Victoria Van Bret is a tyrannical heiress and a cruel matriarch. She views her servants as mere furnishings in the house. She even goes as far as locking up her brother’s fiancée Anne in the hidden vault behind the living room wall.
It’s not easy bringing to life a bizarre family from 100 years ago, but the actors at the Scarborough Theatre Guild pulled off an amazing production of Elizabeth McFadden’s Double Door, which ran March 3-19 at the Scarborough Village Theatre.
Their persuasive acting offered a glimpse of the troubled lives of a notoriously rich family from the early 20th century.
The fictional Van Bret family is based on the Wendel family, one of the richest families in New York City at the time.
The Wendel’s were as eccentric as they were rich. Isolated from society, they lived hidden in their stone townhouse in the city’s centre. The tyrannical older brother ruled over the six sisters and strongly disapproved of marriage.
Though one sister did marry at the age of 61, none of them had any children. When the last sister died in 1931, the family fortune was given to charity.
Set in New York City in 1910, Double Door conveys the gossip that filled the era’s tabloids about the strange Wendels.
Ruth Smith transformed herself completely as Victoria in the play. Her speech, through raising her voice and emphasizing certain words, and her mannerisms evoked the early 20th century.
“I think for all of us the language was quite challenging,” Smith said. “It’s the kind of semi-formal sort of language. It’s hard to get your mouth around sometimes. But to try to make that language come to life, that was really challenging.”
Victoria is vicious, manipulative and driven by money. In the end, she takes out the pearls she’s been hiding from Anne, their rightful owner, and breaks into a loud, wailing cry of defeat while fondling them.
“I had a difficult role,” Smith said. “I’ve never done a role like this, so it was a real stretch for me.
“These people [the Van Bret family] have enormous needs and wants: they’re bigger and more important than common everyday [needs].”
Smith, who has over 46 years of experience in theatre, said to play the role, she had to understand how strong those wants were and to what lengths her character would go to get what she wanted.

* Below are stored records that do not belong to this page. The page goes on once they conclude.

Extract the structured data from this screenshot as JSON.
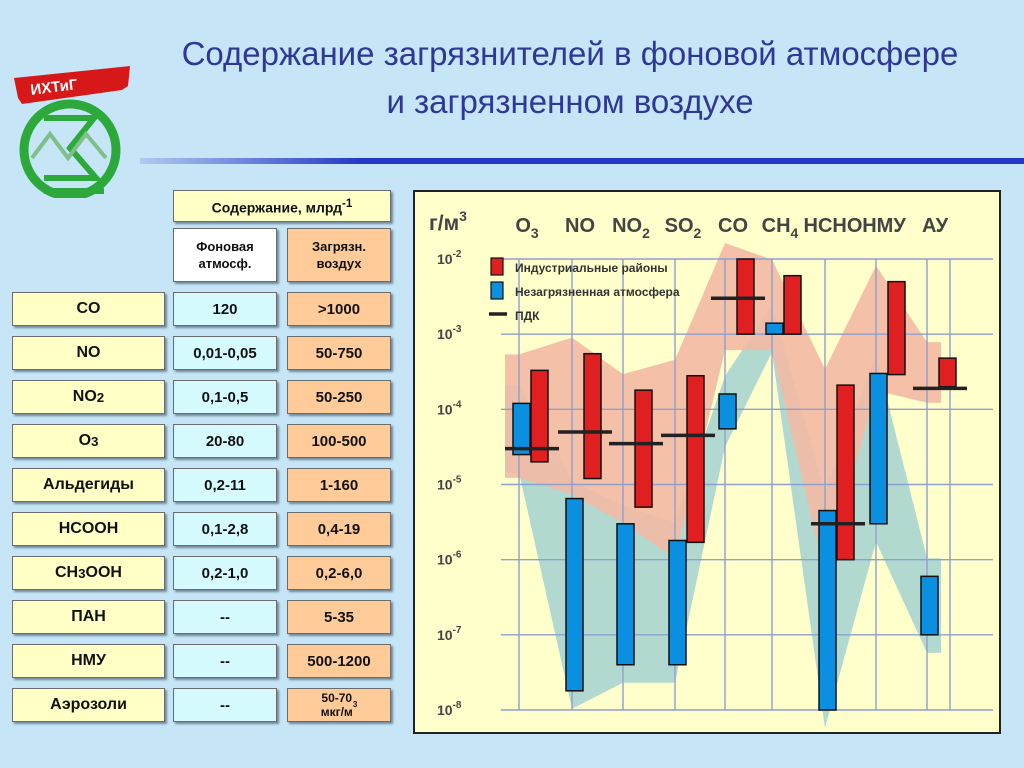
{
  "slide": {
    "title": "Содержание загрязнителей в фоновой атмосфере и загрязненном воздухе",
    "title_color": "#2f3797",
    "accent_color": "#2538c8",
    "background_color": "#c6e6f7",
    "logo_text": "ИХТиГ"
  },
  "table": {
    "header": "Содержание, млрд-1",
    "col_background": "Фоновая атмосф.",
    "col_polluted": "Загрязн. воздух",
    "rows": [
      {
        "name": "CO",
        "background": "120",
        "polluted": ">1000"
      },
      {
        "name": "NO",
        "background": "0,01-0,05",
        "polluted": "50-750"
      },
      {
        "name": "NO2",
        "background": "0,1-0,5",
        "polluted": "50-250"
      },
      {
        "name": "O3",
        "background": "20-80",
        "polluted": "100-500"
      },
      {
        "name": "Альдегиды",
        "background": "0,2-11",
        "polluted": "1-160"
      },
      {
        "name": "HCOOH",
        "background": "0,1-2,8",
        "polluted": "0,4-19"
      },
      {
        "name": "CH3OOH",
        "background": "0,2-1,0",
        "polluted": "0,2-6,0"
      },
      {
        "name": "ПАН",
        "background": "--",
        "polluted": "5-35"
      },
      {
        "name": "НМУ",
        "background": "--",
        "polluted": "500-1200"
      },
      {
        "name": "Аэрозоли",
        "background": "--",
        "polluted": "50-70 мкг/м3"
      }
    ]
  },
  "chart_data": {
    "type": "bar",
    "ylabel": "г/м3",
    "y_scale": "log",
    "ylim": [
      1e-08,
      0.01
    ],
    "y_ticks": [
      "10-2",
      "10-3",
      "10-4",
      "10-5",
      "10-6",
      "10-7",
      "10-8"
    ],
    "categories": [
      "O3",
      "NO",
      "NO2",
      "SO2",
      "CO",
      "CH4",
      "HCHO",
      "НМУ",
      "АУ"
    ],
    "grid": true,
    "legend_position": "top-left",
    "legend": [
      {
        "label": "Индустриальные районы",
        "color": "#e02020"
      },
      {
        "label": "Незагрязненная атмосфера",
        "color": "#0b8fe0"
      },
      {
        "label": "ПДК",
        "color": "#222222"
      }
    ],
    "band_colors": {
      "industrial": "#f3b9a4",
      "clean": "#a9d5d0"
    },
    "series": [
      {
        "name": "Незагрязненная атмосфера",
        "ranges": [
          [
            2.5e-05,
            0.00012
          ],
          [
            1.8e-08,
            6.5e-06
          ],
          [
            4e-08,
            3e-06
          ],
          [
            4e-08,
            1.8e-06
          ],
          [
            5.5e-05,
            0.00016
          ],
          [
            0.001,
            0.0014
          ],
          [
            1e-08,
            4.5e-06
          ],
          [
            3e-06,
            0.0003
          ],
          [
            1e-07,
            6e-07
          ]
        ]
      },
      {
        "name": "Индустриальные районы",
        "ranges": [
          [
            2e-05,
            0.00033
          ],
          [
            1.2e-05,
            0.00055
          ],
          [
            5e-06,
            0.00018
          ],
          [
            1.7e-06,
            0.00028
          ],
          [
            0.001,
            0.01
          ],
          [
            0.001,
            0.006
          ],
          [
            1e-06,
            0.00021
          ],
          [
            0.00029,
            0.005
          ],
          [
            0.0002,
            0.00048
          ]
        ]
      },
      {
        "name": "ПДК",
        "values": [
          3e-05,
          5e-05,
          3.5e-05,
          4.5e-05,
          0.003,
          null,
          3e-06,
          null,
          0.00019
        ]
      }
    ]
  }
}
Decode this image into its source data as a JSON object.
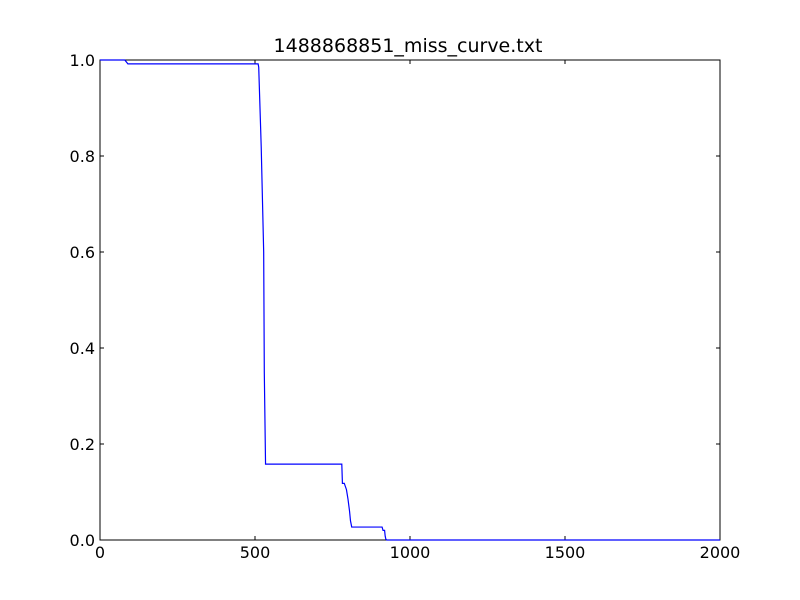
{
  "chart_data": {
    "type": "line",
    "title": "1488868851_miss_curve.txt",
    "xlabel": "",
    "ylabel": "",
    "xlim": [
      0,
      2000
    ],
    "ylim": [
      0.0,
      1.0
    ],
    "x_ticks": [
      0,
      500,
      1000,
      1500,
      2000
    ],
    "x_tick_labels": [
      "0",
      "500",
      "1000",
      "1500",
      "2000"
    ],
    "y_ticks": [
      0.0,
      0.2,
      0.4,
      0.6,
      0.8,
      1.0
    ],
    "y_tick_labels": [
      "0.0",
      "0.2",
      "0.4",
      "0.6",
      "0.8",
      "1.0"
    ],
    "grid": false,
    "legend": "none",
    "series": [
      {
        "color": "#0000ff",
        "x": [
          0,
          80,
          90,
          500,
          510,
          512,
          520,
          528,
          530,
          534,
          780,
          782,
          788,
          795,
          800,
          805,
          808,
          812,
          910,
          913,
          918,
          920,
          922,
          925,
          2000
        ],
        "y": [
          1.0,
          1.0,
          0.992,
          0.992,
          0.992,
          0.985,
          0.82,
          0.6,
          0.35,
          0.158,
          0.158,
          0.118,
          0.118,
          0.105,
          0.085,
          0.06,
          0.04,
          0.027,
          0.027,
          0.02,
          0.02,
          0.008,
          0.002,
          0.0,
          0.0
        ]
      }
    ]
  }
}
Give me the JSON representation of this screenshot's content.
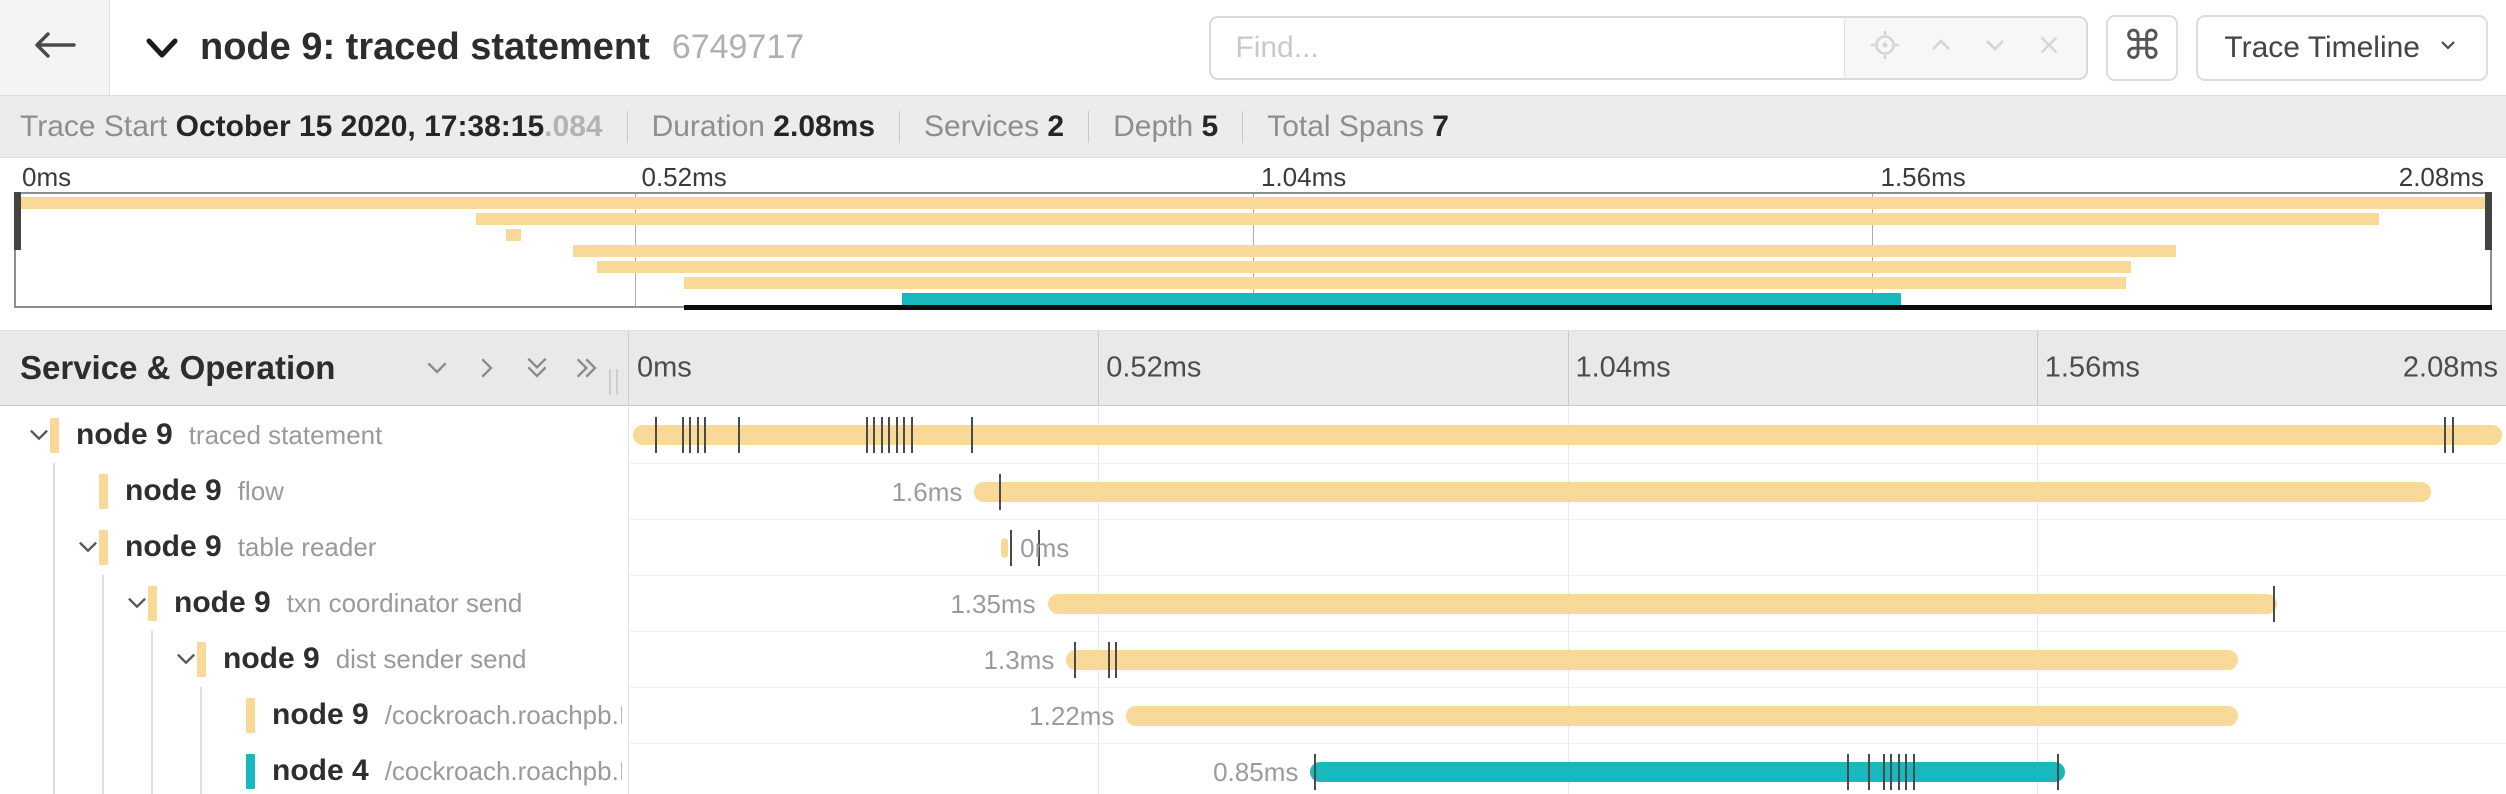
{
  "header": {
    "title": "node 9: traced statement",
    "trace_id": "6749717",
    "search": {
      "placeholder": "Find..."
    },
    "shortcut_button": "⌘",
    "view_dropdown": {
      "label": "Trace Timeline"
    }
  },
  "summary": [
    {
      "label": "Trace Start",
      "value": "October 15 2020, 17:38:15",
      "suffix": ".084"
    },
    {
      "label": "Duration",
      "value": "2.08ms"
    },
    {
      "label": "Services",
      "value": "2"
    },
    {
      "label": "Depth",
      "value": "5"
    },
    {
      "label": "Total Spans",
      "value": "7"
    }
  ],
  "colors": {
    "span_tan": "#F8D998",
    "span_teal": "#17B8BE",
    "tick_mark": "#4a4a4a",
    "header_bg": "#e9e9e9"
  },
  "minimap": {
    "ticks": [
      "0ms",
      "0.52ms",
      "1.04ms",
      "1.56ms",
      "2.08ms"
    ],
    "rows": [
      {
        "start": 0,
        "end": 100,
        "color": "#F8D998"
      },
      {
        "start": 18.6,
        "end": 95.5,
        "color": "#F8D998"
      },
      {
        "start": 19.8,
        "end": 20.4,
        "color": "#F8D998"
      },
      {
        "start": 22.5,
        "end": 87.3,
        "color": "#F8D998"
      },
      {
        "start": 23.5,
        "end": 85.5,
        "color": "#F8D998"
      },
      {
        "start": 27.0,
        "end": 85.3,
        "color": "#F8D998"
      },
      {
        "start": 35.8,
        "end": 76.2,
        "color": "#17B8BE"
      }
    ]
  },
  "timeline": {
    "left_header": "Service & Operation",
    "ticks": [
      "0ms",
      "0.52ms",
      "1.04ms",
      "1.56ms",
      "2.08ms"
    ],
    "spans": [
      {
        "service": "node 9",
        "operation": "traced statement",
        "depth": 0,
        "expander": true,
        "color": "#F8D998",
        "start": 0.2,
        "end": 99.8,
        "duration": "",
        "label_side": "none",
        "ticks": [
          1.4,
          2.8,
          3.2,
          3.6,
          4.0,
          5.8,
          12.6,
          13.0,
          13.4,
          13.8,
          14.2,
          14.6,
          15.0,
          18.2,
          96.7,
          97.1
        ]
      },
      {
        "service": "node 9",
        "operation": "flow",
        "depth": 1,
        "expander": false,
        "color": "#F8D998",
        "start": 18.4,
        "end": 96.0,
        "duration": "1.6ms",
        "label_side": "left",
        "ticks": [
          19.7
        ]
      },
      {
        "service": "node 9",
        "operation": "table reader",
        "depth": 1,
        "expander": true,
        "color": "#F8D998",
        "start": 19.8,
        "end": 20.2,
        "duration": "0ms",
        "label_side": "right",
        "ticks": [
          20.3,
          21.8
        ]
      },
      {
        "service": "node 9",
        "operation": "txn coordinator send",
        "depth": 2,
        "expander": true,
        "color": "#F8D998",
        "start": 22.3,
        "end": 87.8,
        "duration": "1.35ms",
        "label_side": "left",
        "ticks": [
          87.6
        ]
      },
      {
        "service": "node 9",
        "operation": "dist sender send",
        "depth": 3,
        "expander": true,
        "color": "#F8D998",
        "start": 23.3,
        "end": 85.7,
        "duration": "1.3ms",
        "label_side": "left",
        "ticks": [
          23.7,
          25.5,
          25.9
        ]
      },
      {
        "service": "node 9",
        "operation": "/cockroach.roachpb.I…",
        "depth": 4,
        "expander": false,
        "color": "#F8D998",
        "start": 26.5,
        "end": 85.7,
        "duration": "1.22ms",
        "label_side": "left",
        "ticks": []
      },
      {
        "service": "node 4",
        "operation": "/cockroach.roachpb.I…",
        "depth": 4,
        "expander": false,
        "color": "#17B8BE",
        "start": 36.3,
        "end": 76.5,
        "duration": "0.85ms",
        "label_side": "left",
        "ticks": [
          36.5,
          64.9,
          66.0,
          66.8,
          67.2,
          67.6,
          68.0,
          68.4,
          76.1
        ]
      }
    ]
  }
}
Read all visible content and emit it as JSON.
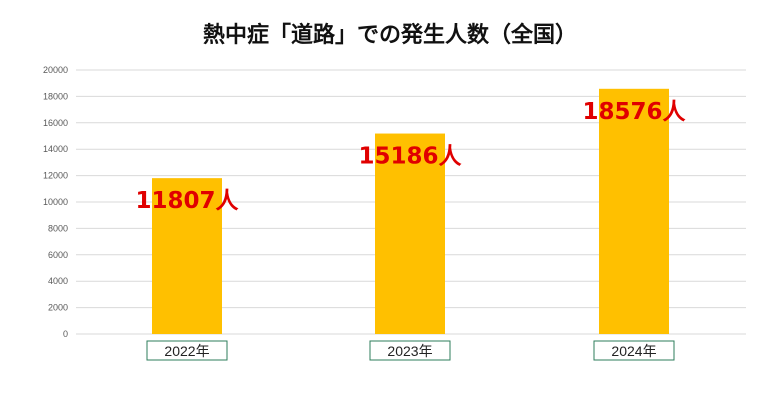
{
  "chart_data": {
    "type": "bar",
    "title": "熱中症「道路」での発生人数（全国）",
    "categories": [
      "2022年",
      "2023年",
      "2024年"
    ],
    "values": [
      11807,
      15186,
      18576
    ],
    "data_labels": [
      "11807人",
      "15186人",
      "18576人"
    ],
    "xlabel": "",
    "ylabel": "",
    "ylim": [
      0,
      20000
    ],
    "yticks": [
      0,
      2000,
      4000,
      6000,
      8000,
      10000,
      12000,
      14000,
      16000,
      18000,
      20000
    ],
    "grid": true,
    "legend": "none",
    "colors": {
      "bar": "#FFC000",
      "data_label": "#E00000",
      "grid": "#D9D9D9",
      "category_box_border": "#2E7D5B"
    }
  }
}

“That was hard because I have never personally struggled like that in my life,” Smith laughed. “I’ve had an extremely easy life.”
But if there’s one character that carried life into the story, it’s the younger sister, Caroline, played by Ida Jagaric. Through Jagaric’s smile, audiences got to know the blithe, cheerful Caroline who seeps positivity.
Despite being in her 40s, Caroline often shows her peculiar childish frightfulness. In one scene, she suddenly starts panicking and hyperventilating, thinking Victoria will lock her up in the secret, dark vault as punishment. Charismatic comedic reliefs were well-played by Jagaric.
Every detail brought the high-class family to life, including the living room set. Crystal doorknobs, oval portraits with golden decorated rims, and the rope hanging from the ceiling that Victoria pulls to call the servants all illustrated their exquisite way of life.
The costumes were attractive: white lace and high-waisted skirts for the ladies, suits and golden pocket watches for the men.
Double Door was captivating from beginning to end.
Those who didn’t get a chance to see Double Door can look forward to Scarborough Theatre Guild’s next production, Shakespeare’s Much Ado about Nothing, which starts March 31.